Aadhaar has been linked to the flagship scheme for availing Central assistance of Rs.1.50 lakh by eligible families belonging to Economically Weaker Section and Low-Income Group categories for construction of new houses or improvement of existing houses.

Plasma donation

So far, 1,551 persons who have recovered from the COVID infection have donated their plasma. Of them, 925 donated to Gauhati Medical College and Hospitals (GMCH), 220 to the plasma bank of Silchar Medical College and Hospital, 175 to the Assam Medical and Hospital in Dibrugarh and 99 to the Tezpur Medical College and Hospital.

“All patients admitted to the medical colleges of Assam are given free remdesivir and plasma infusion. For requisition of plasma by private hospitals to GMCH blood bank, we need replacement plasma and Rs.10,000 as cost of the plasma apheresis kit,” GMCH Superintendent Dr Abhijit Sarma told Frontline.

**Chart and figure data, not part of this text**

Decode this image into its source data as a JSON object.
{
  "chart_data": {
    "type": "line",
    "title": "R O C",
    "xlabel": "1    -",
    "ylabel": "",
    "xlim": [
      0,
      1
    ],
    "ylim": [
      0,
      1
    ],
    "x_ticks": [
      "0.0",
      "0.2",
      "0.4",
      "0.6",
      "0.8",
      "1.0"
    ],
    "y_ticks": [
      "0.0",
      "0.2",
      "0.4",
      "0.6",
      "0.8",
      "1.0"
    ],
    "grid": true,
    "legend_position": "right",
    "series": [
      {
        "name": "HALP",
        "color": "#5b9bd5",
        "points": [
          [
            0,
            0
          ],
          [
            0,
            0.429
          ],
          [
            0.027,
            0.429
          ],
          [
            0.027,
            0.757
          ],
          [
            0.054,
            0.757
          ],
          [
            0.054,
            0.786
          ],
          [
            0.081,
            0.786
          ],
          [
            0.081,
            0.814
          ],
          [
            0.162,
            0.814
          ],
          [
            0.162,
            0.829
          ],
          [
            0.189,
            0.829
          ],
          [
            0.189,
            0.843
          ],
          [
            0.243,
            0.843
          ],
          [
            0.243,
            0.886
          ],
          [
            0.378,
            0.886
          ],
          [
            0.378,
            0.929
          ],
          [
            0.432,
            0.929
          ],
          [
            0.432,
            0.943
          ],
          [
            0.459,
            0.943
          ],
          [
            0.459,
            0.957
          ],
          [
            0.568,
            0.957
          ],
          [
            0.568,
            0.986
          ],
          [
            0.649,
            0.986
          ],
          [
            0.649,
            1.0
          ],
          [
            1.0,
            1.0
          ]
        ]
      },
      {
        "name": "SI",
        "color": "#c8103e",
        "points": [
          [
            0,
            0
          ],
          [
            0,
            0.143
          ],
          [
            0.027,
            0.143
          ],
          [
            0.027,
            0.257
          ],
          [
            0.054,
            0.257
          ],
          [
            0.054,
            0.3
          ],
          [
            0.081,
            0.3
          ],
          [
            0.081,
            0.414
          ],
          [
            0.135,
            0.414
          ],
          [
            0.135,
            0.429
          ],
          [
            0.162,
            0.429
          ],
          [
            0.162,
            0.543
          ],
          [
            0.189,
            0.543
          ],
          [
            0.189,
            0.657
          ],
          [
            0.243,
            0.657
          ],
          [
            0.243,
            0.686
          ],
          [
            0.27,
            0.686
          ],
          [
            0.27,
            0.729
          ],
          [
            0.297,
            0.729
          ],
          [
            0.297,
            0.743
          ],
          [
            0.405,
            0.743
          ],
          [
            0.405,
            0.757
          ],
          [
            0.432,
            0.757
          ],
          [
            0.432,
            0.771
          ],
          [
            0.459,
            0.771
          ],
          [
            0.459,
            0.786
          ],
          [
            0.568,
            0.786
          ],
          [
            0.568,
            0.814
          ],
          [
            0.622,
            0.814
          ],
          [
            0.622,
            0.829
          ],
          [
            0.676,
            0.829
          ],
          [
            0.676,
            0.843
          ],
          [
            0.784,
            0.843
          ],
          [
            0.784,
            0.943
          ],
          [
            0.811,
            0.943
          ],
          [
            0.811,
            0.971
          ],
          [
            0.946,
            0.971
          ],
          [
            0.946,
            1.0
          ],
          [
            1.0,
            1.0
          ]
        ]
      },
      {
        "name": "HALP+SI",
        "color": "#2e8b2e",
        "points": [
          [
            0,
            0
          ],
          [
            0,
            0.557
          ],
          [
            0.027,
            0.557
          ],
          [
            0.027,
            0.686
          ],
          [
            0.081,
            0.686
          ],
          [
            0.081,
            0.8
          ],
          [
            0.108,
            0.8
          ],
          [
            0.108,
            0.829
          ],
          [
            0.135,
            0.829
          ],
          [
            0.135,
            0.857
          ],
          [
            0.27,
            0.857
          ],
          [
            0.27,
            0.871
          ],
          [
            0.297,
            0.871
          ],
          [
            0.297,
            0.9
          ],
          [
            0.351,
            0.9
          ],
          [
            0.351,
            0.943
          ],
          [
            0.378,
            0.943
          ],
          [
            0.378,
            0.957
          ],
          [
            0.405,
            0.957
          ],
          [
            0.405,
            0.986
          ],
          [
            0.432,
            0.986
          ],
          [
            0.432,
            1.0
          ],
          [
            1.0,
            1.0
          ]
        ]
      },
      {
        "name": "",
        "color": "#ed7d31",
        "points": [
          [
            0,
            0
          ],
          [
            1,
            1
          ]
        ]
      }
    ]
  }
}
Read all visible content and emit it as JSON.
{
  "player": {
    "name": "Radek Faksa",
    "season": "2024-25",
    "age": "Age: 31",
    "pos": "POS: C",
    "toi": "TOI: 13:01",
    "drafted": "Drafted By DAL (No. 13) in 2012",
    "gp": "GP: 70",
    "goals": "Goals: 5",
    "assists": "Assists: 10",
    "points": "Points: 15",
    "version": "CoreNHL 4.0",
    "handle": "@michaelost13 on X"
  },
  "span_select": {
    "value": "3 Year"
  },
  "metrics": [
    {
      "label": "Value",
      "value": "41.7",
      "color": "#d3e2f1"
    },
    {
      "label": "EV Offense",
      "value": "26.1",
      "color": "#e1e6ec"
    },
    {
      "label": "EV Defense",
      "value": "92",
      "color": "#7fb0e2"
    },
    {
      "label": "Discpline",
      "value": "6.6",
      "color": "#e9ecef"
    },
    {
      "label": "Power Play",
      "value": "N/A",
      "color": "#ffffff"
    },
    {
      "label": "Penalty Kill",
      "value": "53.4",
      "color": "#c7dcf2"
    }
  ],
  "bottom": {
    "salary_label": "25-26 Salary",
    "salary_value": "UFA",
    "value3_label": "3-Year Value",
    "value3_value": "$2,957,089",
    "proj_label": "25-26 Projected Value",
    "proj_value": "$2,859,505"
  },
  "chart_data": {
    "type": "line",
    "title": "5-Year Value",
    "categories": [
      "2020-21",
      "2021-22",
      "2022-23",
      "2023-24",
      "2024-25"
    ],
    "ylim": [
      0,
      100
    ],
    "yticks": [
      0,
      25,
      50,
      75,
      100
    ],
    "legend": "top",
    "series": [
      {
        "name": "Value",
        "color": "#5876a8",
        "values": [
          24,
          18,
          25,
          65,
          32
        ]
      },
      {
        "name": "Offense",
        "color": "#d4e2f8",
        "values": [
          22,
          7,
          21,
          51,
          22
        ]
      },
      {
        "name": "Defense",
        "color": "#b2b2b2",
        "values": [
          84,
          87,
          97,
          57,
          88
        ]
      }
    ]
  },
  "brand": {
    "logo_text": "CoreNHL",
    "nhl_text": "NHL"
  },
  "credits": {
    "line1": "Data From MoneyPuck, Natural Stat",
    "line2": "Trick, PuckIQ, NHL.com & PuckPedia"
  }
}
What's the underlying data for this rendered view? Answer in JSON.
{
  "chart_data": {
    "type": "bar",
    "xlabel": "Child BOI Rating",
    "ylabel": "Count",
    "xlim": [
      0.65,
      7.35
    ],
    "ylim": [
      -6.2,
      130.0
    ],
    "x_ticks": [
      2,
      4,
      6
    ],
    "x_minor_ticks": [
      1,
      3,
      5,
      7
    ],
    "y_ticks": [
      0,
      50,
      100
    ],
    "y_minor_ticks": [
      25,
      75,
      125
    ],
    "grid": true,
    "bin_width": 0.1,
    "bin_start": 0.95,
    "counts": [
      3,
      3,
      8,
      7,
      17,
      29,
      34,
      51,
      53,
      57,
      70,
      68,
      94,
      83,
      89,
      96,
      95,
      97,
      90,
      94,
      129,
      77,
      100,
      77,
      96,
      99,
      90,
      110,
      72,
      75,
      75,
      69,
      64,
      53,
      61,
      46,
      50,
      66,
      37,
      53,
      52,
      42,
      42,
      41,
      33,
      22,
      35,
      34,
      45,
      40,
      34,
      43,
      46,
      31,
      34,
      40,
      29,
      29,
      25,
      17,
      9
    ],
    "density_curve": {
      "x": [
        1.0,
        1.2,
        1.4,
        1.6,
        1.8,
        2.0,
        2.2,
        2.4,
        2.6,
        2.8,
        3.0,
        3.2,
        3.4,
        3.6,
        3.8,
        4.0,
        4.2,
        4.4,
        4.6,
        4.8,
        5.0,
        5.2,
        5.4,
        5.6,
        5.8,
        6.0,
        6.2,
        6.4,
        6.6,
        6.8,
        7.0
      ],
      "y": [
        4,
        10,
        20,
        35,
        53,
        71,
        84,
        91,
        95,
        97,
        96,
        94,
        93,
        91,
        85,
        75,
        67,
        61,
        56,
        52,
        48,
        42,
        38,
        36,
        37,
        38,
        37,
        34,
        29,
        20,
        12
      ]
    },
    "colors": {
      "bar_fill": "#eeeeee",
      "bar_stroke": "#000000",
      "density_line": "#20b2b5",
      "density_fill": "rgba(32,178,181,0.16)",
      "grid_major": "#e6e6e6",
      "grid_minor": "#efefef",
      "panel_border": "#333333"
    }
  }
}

National Health Mission, Assam, on October 9 floated an e-tender notice inviting bids for the supply of 50,000 vials of 100 mg/vial remdesivir injections as “essential COVID drugs” on an “urgent basis”. The injectable drug is meant for “restricted emergency use” on moderate and high-risk COVID patients on oxygen support.

Also read: COVID-19 and the danger of complacency

The Health Department on July 28 imposed a restriction on collection and transfusion of convalescent plasma by private nursing homes, private blood banks or privately owned institutions to “prevent misuse of the life-saving plasma during collection and transfusion”.

In its order, the Department claimed that “treatment of COVID-19 patients with severe symptoms with convalescent plasma has proved effective and life-saving in many cases”.

In a subsequent order on August 29, the Department stated that in case of collection of plasma from a government blood bank for transfusion to a COVID-19 patient, private hospitals would have to bear the cost of the plasma apheresis kit. On October 5, the department fixed the cost at Rs.10,000 for each unit of convalescent plasma in case of collection of plasma from a government blood bank by a private hospital for transfusion to a COVID-19 patient.

The State has ramped up testing, targeting an average of 30,000 tests a day, and has completed close to 40 lakh tests so far. These include 6 lakh tests completed in Guwahati city, which has a population of about 10 lakh.

The absolute number of fatalities and positive cases in the past six weeks sounded a caution against complacency amid a rise in the recovery rate and an increase in the doubling time.